16深度探秘搜索技术_使用copy_to定制组合field解决cross-fields搜索弊端

Dongguo丶发布时间：2021-11-20 12:58:55 ，浏览量：5

用most_fields策略，去实现cross-fields搜索，有3大弊端，而且搜索结果也显示出了这3大弊端，如何解决这些弊端呢？

第一个办法：用copy_to，将多个field组合成一个field

问题其实就出在有多个field，有多个field以后，我们只要想办法将一个标识跨在多个field的情况，合并成一个field即可。比如说，一个人名，本来是first_name，last_name，现在合并成一个full_name。

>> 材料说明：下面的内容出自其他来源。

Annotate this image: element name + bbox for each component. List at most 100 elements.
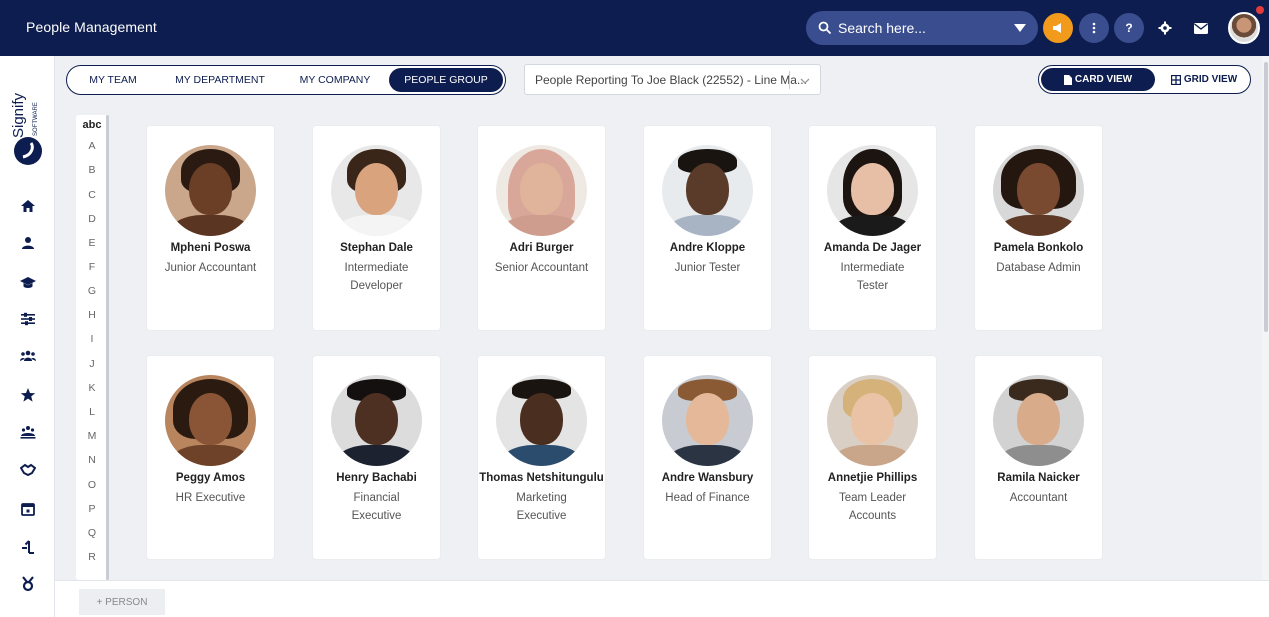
person-name: Andre Wansbury bbox=[661, 472, 754, 484]
person-title: Accountant bbox=[1009, 492, 1068, 504]
alphabet-letter[interactable]: J bbox=[76, 358, 108, 370]
person-name: Annetjie Phillips bbox=[827, 472, 918, 484]
person-photo bbox=[993, 375, 1084, 466]
calendar-icon[interactable] bbox=[20, 501, 36, 517]
help-icon[interactable]: ? bbox=[1114, 13, 1144, 43]
gear-icon[interactable] bbox=[1150, 13, 1180, 43]
person-card[interactable]: Thomas Netshitungulu Marketing Executive bbox=[478, 356, 605, 559]
person-title: Financial Executive bbox=[351, 492, 402, 522]
person-title: Intermediate Developer bbox=[344, 262, 409, 292]
person-name: Stephan Dale bbox=[340, 242, 413, 254]
person-card[interactable]: Ramila Naicker Accountant bbox=[975, 356, 1102, 559]
tab-my-department[interactable]: MY DEPARTMENT bbox=[159, 66, 281, 94]
person-name: Andre Kloppe bbox=[669, 242, 746, 254]
person-card[interactable]: Peggy Amos HR Executive bbox=[147, 356, 274, 559]
alphabet-letter[interactable]: H bbox=[76, 309, 108, 321]
reporting-line-select[interactable]: People Reporting To Joe Black (22552) - … bbox=[524, 64, 821, 95]
alphabet-letter[interactable]: G bbox=[76, 285, 108, 297]
scope-tabs: MY TEAM MY DEPARTMENT MY COMPANY PEOPLE … bbox=[66, 65, 506, 95]
person-name: Peggy Amos bbox=[175, 472, 246, 484]
person-photo bbox=[331, 145, 422, 236]
page-scrollbar-thumb[interactable] bbox=[1264, 62, 1268, 332]
group-icon[interactable] bbox=[20, 348, 36, 364]
transfer-icon[interactable] bbox=[20, 539, 36, 555]
person-card[interactable]: Stephan Dale Intermediate Developer bbox=[313, 126, 440, 330]
alphabet-letter[interactable]: D bbox=[76, 213, 108, 225]
alphabet-letter[interactable]: A bbox=[76, 140, 108, 152]
chevron-down-icon[interactable] bbox=[800, 76, 810, 86]
reporting-line-value: People Reporting To Joe Black (22552) - … bbox=[535, 72, 807, 87]
search-box[interactable]: Search here... bbox=[806, 11, 1038, 45]
person-name: Pamela Bonkolo bbox=[993, 242, 1084, 254]
alphabet-letter[interactable]: E bbox=[76, 237, 108, 249]
person-title: Junior Accountant bbox=[164, 262, 257, 274]
mail-icon[interactable] bbox=[1186, 13, 1216, 43]
person-card[interactable]: Andre Wansbury Head of Finance bbox=[644, 356, 771, 559]
footer-bar: + PERSON bbox=[55, 580, 1269, 617]
add-person-button[interactable]: + PERSON bbox=[79, 589, 165, 615]
person-title: Head of Finance bbox=[665, 492, 750, 504]
alphabet-scrollbar[interactable] bbox=[106, 115, 109, 580]
megaphone-icon[interactable] bbox=[1043, 13, 1073, 43]
tab-my-company[interactable]: MY COMPANY bbox=[281, 66, 389, 94]
person-photo bbox=[827, 375, 918, 466]
person-card[interactable]: Annetjie Phillips Team Leader Accounts bbox=[809, 356, 936, 559]
tab-people-group[interactable]: PEOPLE GROUP bbox=[389, 68, 503, 92]
handshake-icon[interactable] bbox=[20, 462, 36, 478]
person-title: Intermediate Tester bbox=[840, 262, 905, 292]
alphabet-letter[interactable]: K bbox=[76, 382, 108, 394]
person-name: Ramila Naicker bbox=[997, 472, 1080, 484]
sliders-icon[interactable] bbox=[20, 311, 36, 327]
person-photo bbox=[993, 145, 1084, 236]
svg-text:Signify: Signify bbox=[10, 92, 27, 138]
award-icon[interactable] bbox=[20, 576, 36, 592]
alphabet-letter[interactable]: M bbox=[76, 430, 108, 442]
search-placeholder: Search here... bbox=[838, 20, 926, 36]
more-vertical-icon[interactable] bbox=[1079, 13, 1109, 43]
org-icon[interactable] bbox=[20, 424, 36, 440]
home-icon[interactable] bbox=[20, 198, 36, 214]
person-card[interactable]: Pamela Bonkolo Database Admin bbox=[975, 126, 1102, 330]
grid-view-label: GRID VIEW bbox=[1183, 74, 1238, 85]
person-photo bbox=[662, 145, 753, 236]
user-avatar[interactable] bbox=[1228, 12, 1260, 44]
card-view-label: CARD VIEW bbox=[1074, 74, 1133, 85]
top-bar: People Management Search here... ? bbox=[0, 0, 1269, 56]
alphabet-header[interactable]: abc bbox=[76, 119, 108, 131]
person-card[interactable]: Adri Burger Senior Accountant bbox=[478, 126, 605, 330]
notification-badge bbox=[1256, 6, 1264, 14]
person-photo bbox=[496, 375, 587, 466]
alphabet-letter[interactable]: F bbox=[76, 261, 108, 273]
svg-text:SOFTWARE: SOFTWARE bbox=[33, 102, 39, 136]
card-view-button[interactable]: CARD VIEW bbox=[1041, 68, 1155, 91]
alphabet-letter[interactable]: O bbox=[76, 479, 108, 491]
alphabet-letter[interactable]: N bbox=[76, 454, 108, 466]
graduation-cap-icon[interactable] bbox=[20, 275, 36, 291]
person-card[interactable]: Andre Kloppe Junior Tester bbox=[644, 126, 771, 330]
person-card[interactable]: Henry Bachabi Financial Executive bbox=[313, 356, 440, 559]
document-icon bbox=[1063, 74, 1072, 85]
person-name: Adri Burger bbox=[509, 242, 574, 254]
dropdown-separator bbox=[789, 71, 790, 89]
person-photo bbox=[662, 375, 753, 466]
person-name: Amanda De Jager bbox=[823, 242, 922, 254]
tab-my-team[interactable]: MY TEAM bbox=[67, 66, 159, 94]
app-title: People Management bbox=[26, 19, 157, 35]
person-card[interactable]: Amanda De Jager Intermediate Tester bbox=[809, 126, 936, 330]
signify-logo: Signify SOFTWARE bbox=[10, 92, 39, 138]
alphabet-letter[interactable]: R bbox=[76, 551, 108, 563]
person-name: Thomas Netshitungulu bbox=[479, 472, 604, 484]
alphabet-letter[interactable]: C bbox=[76, 189, 108, 201]
person-icon[interactable] bbox=[20, 235, 36, 251]
alphabet-letter[interactable]: I bbox=[76, 333, 108, 345]
person-name: Mpheni Poswa bbox=[170, 242, 251, 254]
star-icon[interactable] bbox=[20, 387, 36, 403]
search-filter-dropdown-icon[interactable] bbox=[1014, 24, 1026, 32]
grid-view-button[interactable]: GRID VIEW bbox=[1157, 68, 1251, 91]
alphabet-letter[interactable]: P bbox=[76, 503, 108, 515]
grid-icon bbox=[1170, 74, 1181, 85]
alphabet-letter[interactable]: B bbox=[76, 164, 108, 176]
person-card[interactable]: Mpheni Poswa Junior Accountant bbox=[147, 126, 274, 330]
alphabet-letter[interactable]: L bbox=[76, 406, 108, 418]
alphabet-letter[interactable]: Q bbox=[76, 527, 108, 539]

新增field映射new_author_first_name、new_author_first_name、new_author_full_name

PUT /forum/_mapping/article
{
  "properties": {
      "new_author_first_name": {
          "type":     "text",
          "copy_to":  "new_author_full_name" 
      },
      "new_author_last_name": {
          "type":     "text",
          "copy_to":  "new_author_full_name" 
      },
      "new_author_full_name": {
          "type":     "text"
      }
  }
}

用了这个copy_to语法之后，就可以将多个字段的值拷贝到一个字段中，并建立倒排索引

POST /forum/article/_bulk
{ "update": { "_id": "1"} }
{ "doc" : {"new_author_first_name" : "Peter", "new_author_last_name" : "Smith"} }		
{ "update": { "_id": "2"} }	
{ "doc" : {"new_author_first_name" : "Smith", "new_author_last_name" : "Williams"} }		
{ "update": { "_id": "3"} }
{ "doc" : {"new_author_first_name" : "Jack", "new_author_last_name" : "Ma"} }		
{ "update": { "_id": "4"} }
{ "doc" : {"new_author_first_name" : "Robbin", "new_author_last_name" : "Li"} }			
{ "update": { "_id": "5"} }
{ "doc" : {"new_author_first_name" : "Tonny", "new_author_last_name" : "Peter Smith"} }

响应结果

{
  "took": 20,
  "errors": false,
  "items": [
    {
      "update": {
        "_index": "forum",
        "_type": "article",
        "_id": "1",
        "_version": 9,
        "result": "noop",
        "_shards": {
          "total": 2,
          "successful": 1,
          "failed": 0
        },
        "status": 200
      }
    },
    {
      "update": {
        "_index": "forum",
        "_type": "article",
        "_id": "2",
        "_version": 13,
        "result": "updated",
        "_shards": {
          "total": 2,
          "successful": 1,
          "failed": 0
        },
        "status": 200
      }
    },
    {
      "update": {
        "_index": "forum",
        "_type": "article",
        "_id": "3",
        "_version": 9,
        "result": "updated",
        "_shards": {
          "total": 2,
          "successful": 1,
          "failed": 0
        },
        "status": 200
      }
    },
    {
      "update": {
        "_index": "forum",
        "_type": "article",
        "_id": "4",
        "_version": 13,
        "result": "updated",
        "_shards": {
          "total": 2,
          "successful": 1,
          "failed": 0
        },
        "status": 200
      }
    },
    {
      "update": {
        "_index": "forum",
        "_type": "article",
        "_id": "5",
        "_version": 8,
        "result": "updated",
        "_shards": {
          "total": 2,
          "successful": 1,
          "failed": 0
        },
        "status": 200
      }
    }
  ]
}

我们把new_author_first_name和new_author_last_name合并成为一个项new_author_full_name，但是这个region并不存在于我们文档的source里。当我们这么定义我们的mapping的话，在文档被索引之后，有一个新的new_author_full_name项可以供我们进行搜索。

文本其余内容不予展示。